In Metropolis the clock has only ten hours, which are those of work, and the life of the whole inner city moves to this compass of two times. The free men of Metropolis tyrannize the workers, nibelungs of the city, who work in an endless electric day in the depths of the earth. All that is lacking is the simplest gearing of the Republic, the heart, the sentiment that is able to unite such extremes. And in the dénouement we see the son of the director of Metropolis (Heart) unite in an eternal embrace his father (Head) and the general overseer (the Arm). Mix these symbolic ingredients with a good dose of bloodcurdling scenes, with stylized theatrical playing. Shake the mixture well and we have arrived at the content of Metropolis.
Yet on the other hand ... What a captivating symphony of movement! How the engines sing amidst wonderful transparent triumphal arches formed by electric charges! All the glass shops in the world romantically melted into reflected light could nestle over the modern canon of the cinema. Every most furious glint of swords, the rhythmic succession of wheels, pistons, of uncreated mechanical forms is an admirable ode, a new poetry to our eyes. Physics and chemistry are miraculously transformed into rhythm. Not a moment of retardation. Even the titles, already rising and falling, revolving, hazy, melting by and by in light or disintegrating into shadows, unite in the general movement and themselves become images.
In our judgement the capital defect of the film rests in the author's failure to follow the line shaped by Eisenstein in Potemkin, which presented us with one actor alone, but full of novelties and possibilities: the mass. The matter of Metropolis calls for it. But instead we suffer a series of characters, full of arbitrary and vulgar passions, charged with a symbolism to which they in no way respond. This is not to say that there are no crowds in Metropolis; but they seem to respond more to a decorative need, to a gigantic ballet; they aim to delight us with their admirable and admired movement rather than to show us their soul, their exact obedience to more human, more objective motives.

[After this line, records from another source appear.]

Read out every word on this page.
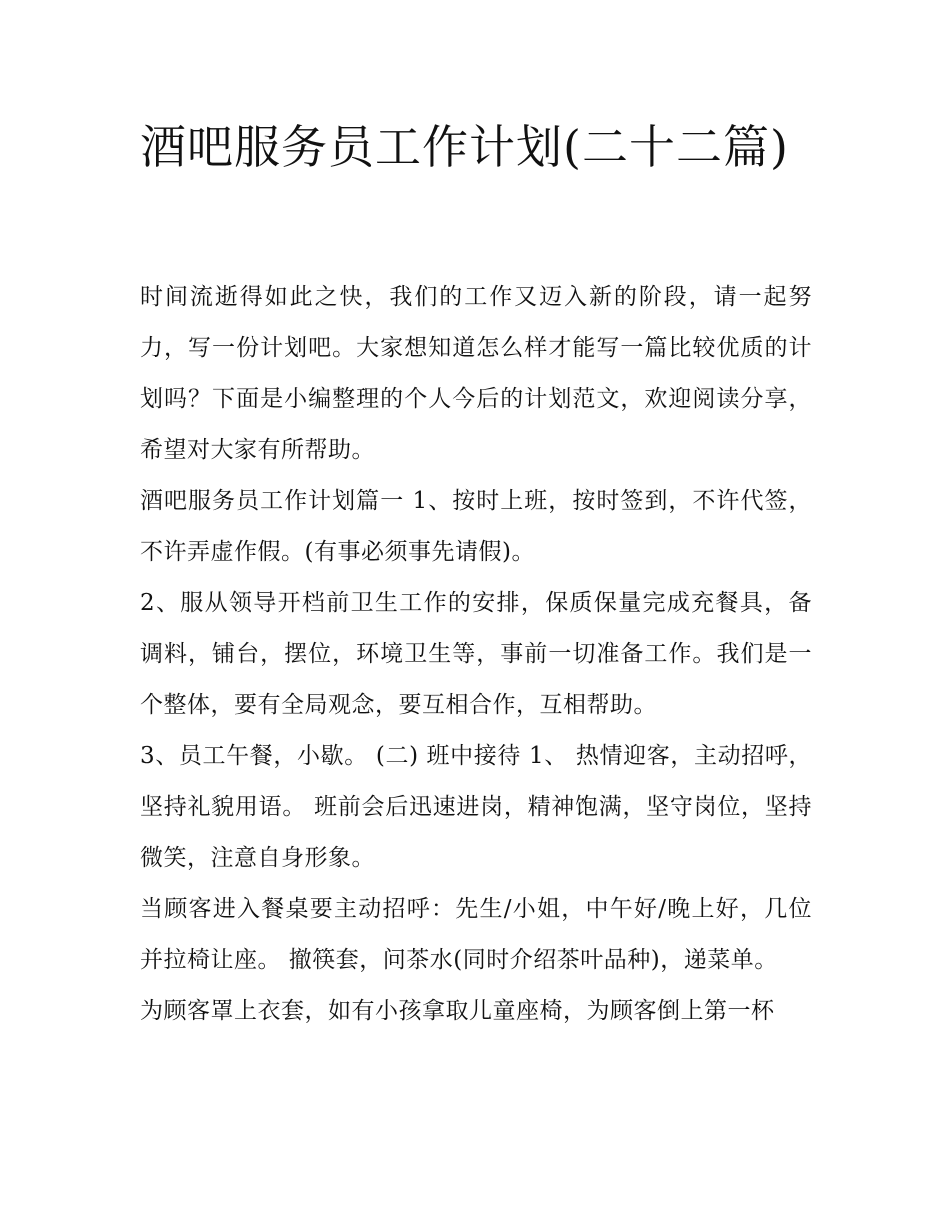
酒吧服务员工作计划(二十二篇)

时间流逝得如此之快，我们的工作又迈入新的阶段，请一起努力，写一份计划吧。大家想知道怎么样才能写一篇比较优质的计划吗？下面是小编整理的个人今后的计划范文，欢迎阅读分享，希望对大家有所帮助。

酒吧服务员工作计划篇一 1、按时上班，按时签到，不许代签，不许弄虚作假。(有事必须事先请假)。

2、服从领导开档前卫生工作的安排，保质保量完成充餐具，备调料，铺台，摆位，环境卫生等，事前一切准备工作。我们是一个整体，要有全局观念，要互相合作，互相帮助。

3、员工午餐，小歇。 (二) 班中接待 1、 热情迎客，主动招呼，坚持礼貌用语。 班前会后迅速进岗，精神饱满，坚守岗位，坚持微笑，注意自身形象。

当顾客进入餐桌要主动招呼：先生/小姐，中午好/晚上好，几位并拉椅让座。 撤筷套，问茶水(同时介绍茶叶品种)，递菜单。

为顾客罩上衣套，如有小孩拿取儿童座椅，为顾客倒上第一杯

Even so there are moments - Babel, the workers' revolution, the final persecution of the automaton - in which both extremes are admirably accomplished.

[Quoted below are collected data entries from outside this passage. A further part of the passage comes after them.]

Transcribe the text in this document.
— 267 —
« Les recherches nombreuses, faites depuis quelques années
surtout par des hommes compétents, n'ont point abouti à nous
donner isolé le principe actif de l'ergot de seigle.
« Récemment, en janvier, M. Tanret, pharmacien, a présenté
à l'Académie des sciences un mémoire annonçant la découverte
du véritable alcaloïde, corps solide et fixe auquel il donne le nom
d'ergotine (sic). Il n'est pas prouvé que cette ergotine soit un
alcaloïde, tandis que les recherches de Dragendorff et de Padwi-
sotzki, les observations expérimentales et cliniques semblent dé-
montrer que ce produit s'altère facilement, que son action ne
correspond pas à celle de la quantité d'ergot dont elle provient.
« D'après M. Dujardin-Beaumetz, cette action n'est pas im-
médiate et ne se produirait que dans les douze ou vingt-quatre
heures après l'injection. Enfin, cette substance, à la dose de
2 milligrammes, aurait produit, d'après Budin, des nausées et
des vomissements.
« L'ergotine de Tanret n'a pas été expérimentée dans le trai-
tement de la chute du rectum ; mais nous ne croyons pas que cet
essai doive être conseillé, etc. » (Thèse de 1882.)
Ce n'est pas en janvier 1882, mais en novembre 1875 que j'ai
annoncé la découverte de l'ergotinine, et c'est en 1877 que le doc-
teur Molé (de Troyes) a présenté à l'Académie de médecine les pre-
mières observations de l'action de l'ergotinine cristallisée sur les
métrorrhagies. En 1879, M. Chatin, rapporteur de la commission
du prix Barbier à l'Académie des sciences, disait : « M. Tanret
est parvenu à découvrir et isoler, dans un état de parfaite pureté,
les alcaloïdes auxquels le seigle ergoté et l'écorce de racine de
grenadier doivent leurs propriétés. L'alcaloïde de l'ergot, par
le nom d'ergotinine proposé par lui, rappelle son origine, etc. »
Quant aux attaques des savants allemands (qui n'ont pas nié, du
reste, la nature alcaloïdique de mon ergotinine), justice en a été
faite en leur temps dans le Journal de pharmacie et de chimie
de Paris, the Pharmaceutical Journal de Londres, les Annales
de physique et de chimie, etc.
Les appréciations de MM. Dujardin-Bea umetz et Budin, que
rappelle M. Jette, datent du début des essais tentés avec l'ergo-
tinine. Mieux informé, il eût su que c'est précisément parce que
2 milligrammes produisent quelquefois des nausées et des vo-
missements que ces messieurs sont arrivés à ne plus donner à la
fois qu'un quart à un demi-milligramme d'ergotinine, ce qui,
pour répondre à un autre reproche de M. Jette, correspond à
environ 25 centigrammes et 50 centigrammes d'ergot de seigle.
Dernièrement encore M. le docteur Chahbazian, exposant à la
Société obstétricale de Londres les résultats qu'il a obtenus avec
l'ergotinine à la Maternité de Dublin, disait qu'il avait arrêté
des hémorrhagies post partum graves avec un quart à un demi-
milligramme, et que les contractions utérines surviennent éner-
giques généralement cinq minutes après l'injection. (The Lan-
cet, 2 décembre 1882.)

Otto Hunte astounds us with his vision of the city of the year 2000. It might be mistaken, even antiquated in relation to the latest theories about the city of the future, but, from the photogenic point of view, its emotive force, its remarkable and surprising beauty are unparalleled; of such technical perfection that it can be studied minutely without recognizing the maquette.
Metropolis cost ten million gold marks to make; with actors and extras, some 40,000 people took part in the production. The actual length of film is 5,000 metres, but some two million metres were shot. The day of its premiere in Berlin stalls cost eighty gold marks each. Is it not demoralizing, taking into account such extraordinary resources, that the film did not turn out a model of perfection? From a comparison of Metropolis and Napoleon, the two biggest films which the modern cinema has produced, with other much humbler but also more perfect and purer works, comes the useful lesson that money is not the essential of modern cinema production. Compare Rien que les heures, which cost a mere 35,000 francs, and Metropolis. Sensitivity, paramount; intelligence, paramount, and everything else, including money, comes after.